Il a lu : — Lord Palmerston écrit à M. Lyons : Pressez le gouvernement grec d’envoyer un ministre à Paris pour y déjouer les intrigues de Coletti. Cet homme a inspiré à M. de Broglie la malheureuse idée de rendre la délivrance du dernier tiers de l’emprunt dépendante de l’établissement d’une constitution en Grèce et du renvoi des troupes bavaroises[1]

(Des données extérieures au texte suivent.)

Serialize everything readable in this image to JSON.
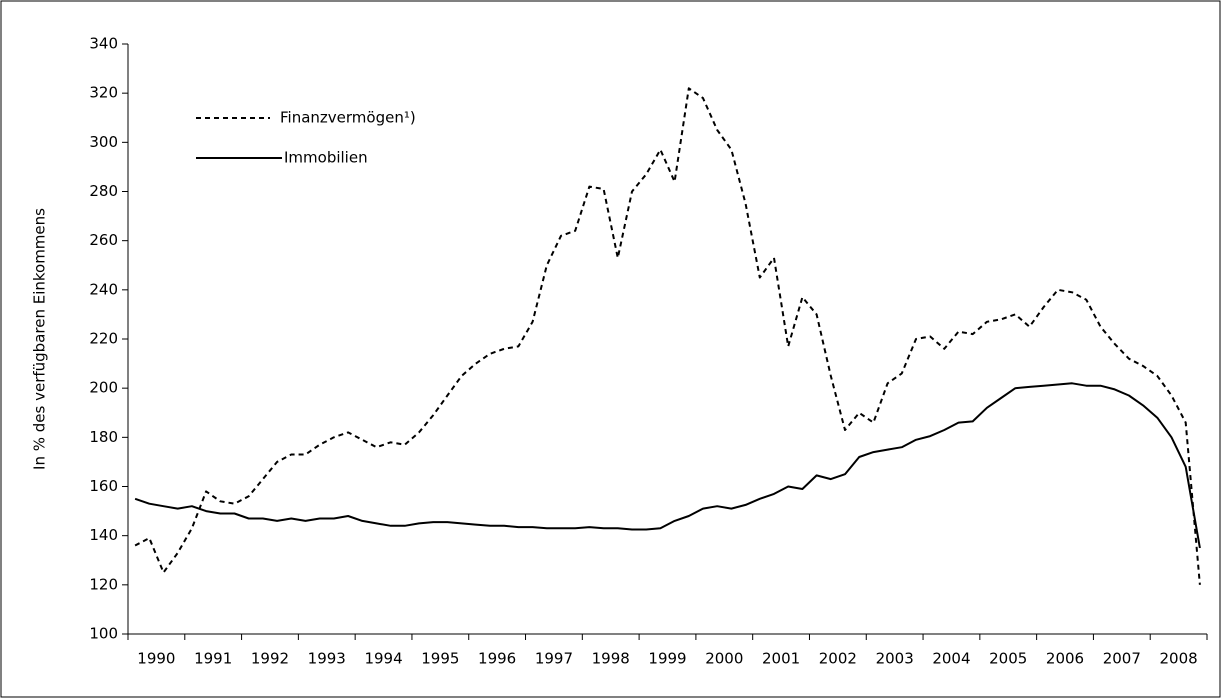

« Après avoir achevé sa lecture, le prince Metternich m’a demandé ce que je pensais du procédé. — Ceci a véritablement assez mauvaise mine, ai-je dit à M. de Metternich ; mais je ne chercherai pas à l’expliquer, parce qu’il faut aimer ses amis avec leurs défauts et ne pas trop compter avec eux, de peur de ne pas trouver son compte. — Quand il serait vrai que lord Palmerston aime à nous faire de petites malices, il n’en est pas moins notre ami, et il faut qu’il reste tel pour notre bien et celui de l’Europe. Je suis même persuadé que, si je remettais en vos mains une paille qui représentât notre alliance avec l’Angleterre, vous hésiteriez à la briser. — Vous avez raison, a repris M. de Metternich, je voudrais plutôt en faire une barre d’acier. Vous brouiller avec l’Angleterre ! ce serait

  1. Ici se trouve dans la pièce anglaise une longue démonstration tendant à prouver que la Grèce est pour bien long-temps encore dans l’impossibilité de supporter un régime constitutionnel.